07:00 – Cansei de brigar com meus lençóis por mais alguns minutos de sono. Desisto. Saio da cama e vou me aprontar. Escolho no armário minha roupa com mais cara de biólogo, uma calça cargo com uns 316 bolsos e uma camisa verde igualmente cheia de bolsos. Odeio acordar cedo, mas é por um bom motivo.
08:00 – Converso com alguns alunos, jovens e sorridentes. Se congratulam. Hoje dispensamos nossos alunos das aulas formais e fomos todos para a praça central de Tangará da Serra, cidade onde sou professor na Universidade do Estado de Mato Grosso, UNEMAT. Ao fundo vejo passando outros alunos com mesas, caixotes e microscópios indo e vindo como formiguinhas para barracas montadas na praça.
09:30 – Somos uns 100 professores e alunos da biologia espalhados em algumas barracas. Na praça transitam estudantes do ensino fundamental e cidadãos comuns de Tangará. Na barraca da botânica os biólogos distribuem mudas de pequizeiro, dissecam flores ao microscópio e mostram plantas desidratadas. Na genética mostram o que são mutantes de verdade. Nada de super poderes, apenas um par de olhinhos brancos. Na microbiologia pontinhos rosados através das oculares passam a ser chamados de bactérias. Na barraca que estou, mostramos a fauna de serpentes venenosas da região, alguns insetos e uma demonstração da forma e função dos dentes na alimentação de mamíferos.
10:00 – Faz 36° C e a umidade não está alta, mas ninguém arreda o pé. Entre um visitante e outro emissoras de tv e jornais impressos vêm nos fazer perguntas e gravar. Nunca me acostumei com minha imagem refletida nas objetivas de uma câmera de vídeo.
11:30 – Missão cumprida! Levamos o curso de Ciências Biológicas da UNEMAT, do interior das nossas salas de aula para o meio da praça. No dia do biólogo mostramos um pouco do nosso papel para a sociedade, pelo menos a tangaraense, fizemos jus ao sustento que eles nos dão com seus impostos.
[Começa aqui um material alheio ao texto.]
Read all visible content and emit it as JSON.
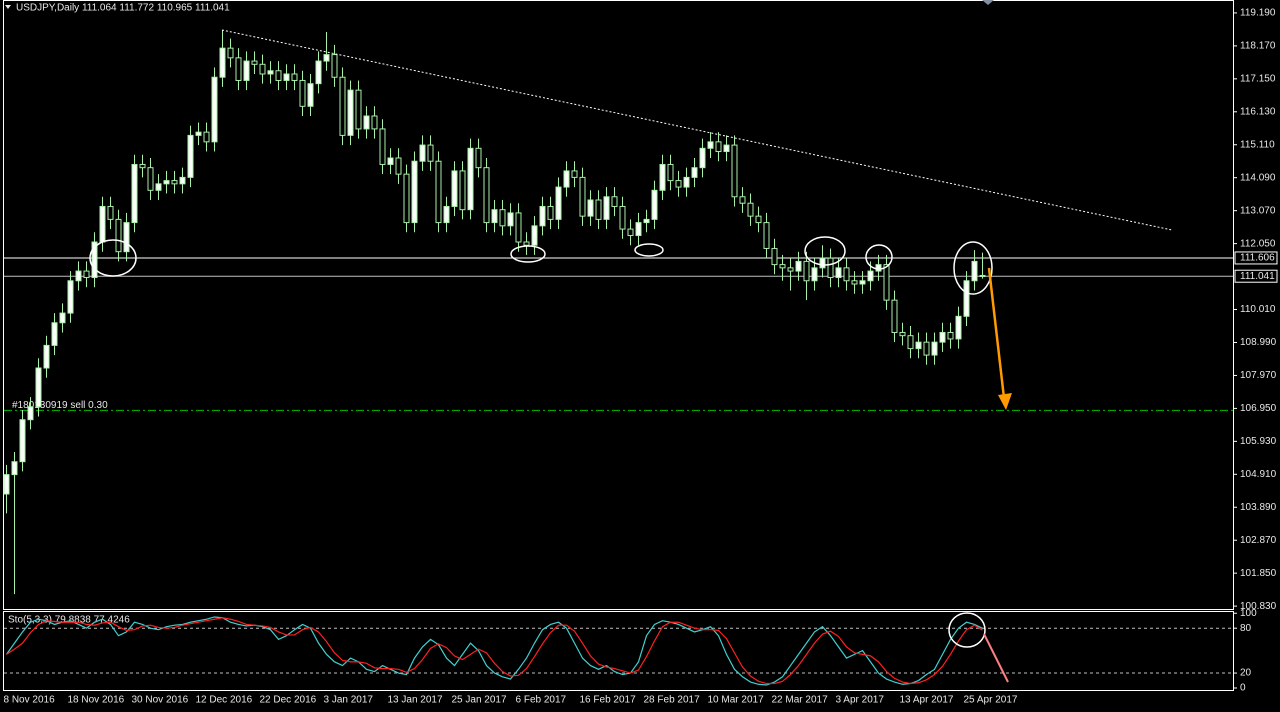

O biólogo ainda sofre com a falta de reconhecimento. Nossa profissão precisa de momentos como este para mostrar a que veio. Me impressionou hoje o quão pouco o público geral sabe sobre a profissão do biólogo. Isso se reflete na forma como os pais lidam com a escolha de um filho pelo curso de biologia, na compreensão da ciência que fazemos e na preocupação com os recursos naturais. Ainda bem que o prazer de fazer biologia compensa tudo isso.

No começo era o caos…

Já que tudo precisa ter o seu começo, aqui começa o Blog Ciência à Bessa. Nele pretendo apresentar pensamentos cotidianos sobre Ciência, vida acadêmica e Biologia. O espaço também deverá ser usado para apresentar material de suporte para as disciplinas que ministro no curso de Ciências Biológicas da Universidade do Estado de Mato Grosso, em Tangará da Serra.